A Plague Tale’s strengths are in its characters, pacing and overall story. Some of the best moments in the game are when nothing of particular interest is happening and you can take in the environmental storytelling, the beautiful vistas/landscapes and the incredible soundtrack. Picking flowers with your little brother or restoring an old abandoned castle to be your new home are just some of the few moments of respite scattered between the many horrors and grief that beset the two main characters. The extremely talented composer, Olivier Deriviere (known best for his work on the Remember Me soundtrack) composed the music for this game too and it’s quite the listen. Honestly, A Plague Tale rivals a lot of “AAA” studios/games and in my opinion, it can sit alongside the big boys. I just wish more people would have played it. Do not sleep on this game if you enjoy campaign-driven adventure games and historical pieces with some supernatural flair!

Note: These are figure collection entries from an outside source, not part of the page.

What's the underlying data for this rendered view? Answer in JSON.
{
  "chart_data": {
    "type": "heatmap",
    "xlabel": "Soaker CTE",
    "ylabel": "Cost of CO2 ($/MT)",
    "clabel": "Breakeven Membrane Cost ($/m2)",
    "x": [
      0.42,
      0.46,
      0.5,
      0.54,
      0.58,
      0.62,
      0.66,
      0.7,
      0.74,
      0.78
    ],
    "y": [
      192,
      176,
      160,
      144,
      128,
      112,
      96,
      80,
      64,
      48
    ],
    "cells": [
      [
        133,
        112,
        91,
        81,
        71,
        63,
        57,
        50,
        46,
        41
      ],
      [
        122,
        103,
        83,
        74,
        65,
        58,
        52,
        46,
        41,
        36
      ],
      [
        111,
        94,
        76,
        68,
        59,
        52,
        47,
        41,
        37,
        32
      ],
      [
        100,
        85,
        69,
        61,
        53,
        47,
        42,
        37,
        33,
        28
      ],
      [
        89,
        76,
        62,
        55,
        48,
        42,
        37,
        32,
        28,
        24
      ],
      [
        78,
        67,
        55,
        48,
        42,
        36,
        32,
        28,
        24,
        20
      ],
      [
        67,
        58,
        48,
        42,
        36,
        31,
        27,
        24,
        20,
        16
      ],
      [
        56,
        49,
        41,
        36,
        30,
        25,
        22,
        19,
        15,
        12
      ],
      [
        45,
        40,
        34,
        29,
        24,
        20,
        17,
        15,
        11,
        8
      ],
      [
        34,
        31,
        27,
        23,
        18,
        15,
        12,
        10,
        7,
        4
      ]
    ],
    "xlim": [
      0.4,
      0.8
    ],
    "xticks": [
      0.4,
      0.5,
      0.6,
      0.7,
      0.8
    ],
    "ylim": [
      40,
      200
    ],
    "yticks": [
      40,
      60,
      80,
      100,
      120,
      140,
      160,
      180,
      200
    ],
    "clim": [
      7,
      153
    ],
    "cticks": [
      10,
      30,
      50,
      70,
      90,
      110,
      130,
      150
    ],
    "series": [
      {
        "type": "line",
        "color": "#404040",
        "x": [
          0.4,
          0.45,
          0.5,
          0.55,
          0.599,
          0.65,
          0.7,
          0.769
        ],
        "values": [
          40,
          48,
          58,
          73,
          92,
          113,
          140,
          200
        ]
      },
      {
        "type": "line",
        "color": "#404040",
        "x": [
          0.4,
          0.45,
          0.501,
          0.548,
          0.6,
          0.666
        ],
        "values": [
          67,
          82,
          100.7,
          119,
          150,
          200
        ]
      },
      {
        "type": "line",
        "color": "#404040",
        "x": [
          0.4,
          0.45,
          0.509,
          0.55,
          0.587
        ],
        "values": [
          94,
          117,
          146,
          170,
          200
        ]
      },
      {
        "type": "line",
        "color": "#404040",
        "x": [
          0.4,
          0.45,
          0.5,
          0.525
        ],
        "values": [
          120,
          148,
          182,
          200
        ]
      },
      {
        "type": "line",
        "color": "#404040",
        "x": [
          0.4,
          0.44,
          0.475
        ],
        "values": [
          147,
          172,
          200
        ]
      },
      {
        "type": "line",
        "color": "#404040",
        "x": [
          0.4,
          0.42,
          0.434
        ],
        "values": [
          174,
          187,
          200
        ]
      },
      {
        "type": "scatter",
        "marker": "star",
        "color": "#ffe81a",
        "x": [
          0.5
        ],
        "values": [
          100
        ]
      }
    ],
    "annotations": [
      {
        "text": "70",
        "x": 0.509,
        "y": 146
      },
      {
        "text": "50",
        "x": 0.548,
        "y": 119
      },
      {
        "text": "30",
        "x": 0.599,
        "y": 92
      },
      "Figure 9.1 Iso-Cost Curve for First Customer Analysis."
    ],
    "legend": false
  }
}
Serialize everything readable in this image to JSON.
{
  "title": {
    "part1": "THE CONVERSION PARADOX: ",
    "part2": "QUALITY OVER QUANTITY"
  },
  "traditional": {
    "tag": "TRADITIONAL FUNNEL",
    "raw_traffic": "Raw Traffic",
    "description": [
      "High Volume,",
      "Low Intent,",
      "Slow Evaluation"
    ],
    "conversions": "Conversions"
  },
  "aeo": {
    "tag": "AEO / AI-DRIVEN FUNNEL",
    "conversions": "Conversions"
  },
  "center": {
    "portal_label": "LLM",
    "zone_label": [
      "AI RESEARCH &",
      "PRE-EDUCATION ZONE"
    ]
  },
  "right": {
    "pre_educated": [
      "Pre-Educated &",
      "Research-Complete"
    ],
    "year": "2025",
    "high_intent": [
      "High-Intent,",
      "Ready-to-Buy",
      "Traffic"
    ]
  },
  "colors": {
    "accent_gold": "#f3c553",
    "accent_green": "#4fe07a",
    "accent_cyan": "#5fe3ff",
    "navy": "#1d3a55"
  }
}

You’ve Got Detention After Class
I’ve been trying to squeeze in as many horror games as I could before month’s end and among the many I had planned to play, there’s always an unplanned game or two that surfaces. One of which is an interesting Taiwanese 2D survival-horror game that I rediscovered called Detention. This game came out back in 2017 by an independent studio out of Taiwan called Red Candle Games. The game takes place in the 1960s when Taiwan was under martial law, during the White Terror period specifically. Game design-wise, it feels like someone studied all of my favorite survival-horror games from the PS1/PS2 era (like Resident Evil, Silent Hill and Fatal Frame) and distilled them into a satisfying, succinct and compact 2D horror experience with an interesting historical framework. I completed the game at/around the 3 to 4 hour mark, which has slowly become the types of experiences I prefer these days. I can’t say enough good things about the game without spoiling anything and despite the subject material being rather heavy/depressing, it’s one of the best horror games I’ve ever played.
What, These Old Bones?
Finally, I picked-up my copy of MediEvil. I was 12 years old when I first played this back in 1998 on the original PlayStation. It’s been 20+ years, yet here we are again with the remake. I’d like to think MediEvil was from an era that predates today’s independent scene. This game sort of encapsulates a time when developers/publishers could take risks with new characters/IP and develop a game on a smaller budget with a limited scope. MediEvil sort of feels like a byproduct of the mascot-era, too. It’s not unlike Crash Bandicoot, Ratchet & Clank, Sly Cooper, Jak & Daxter or Spyro the Dragon, in terms of Sony chasing that next, new face of PlayStation. In 2019, MediEvil feels like a nice nostalgic trip down into the PlayStation archives and it serves as a comforting palate cleanser between bigger releases. I’ve only played a few levels so far and while the visual upgrades are nice, it still feels like that same game we all played back in 1998, which isn’t necessarily a bad thing. At the end of the day, MediEvil is a fun, brainless (no-pun intended) hack & slash adventure that perfectly bookends the Halloween season.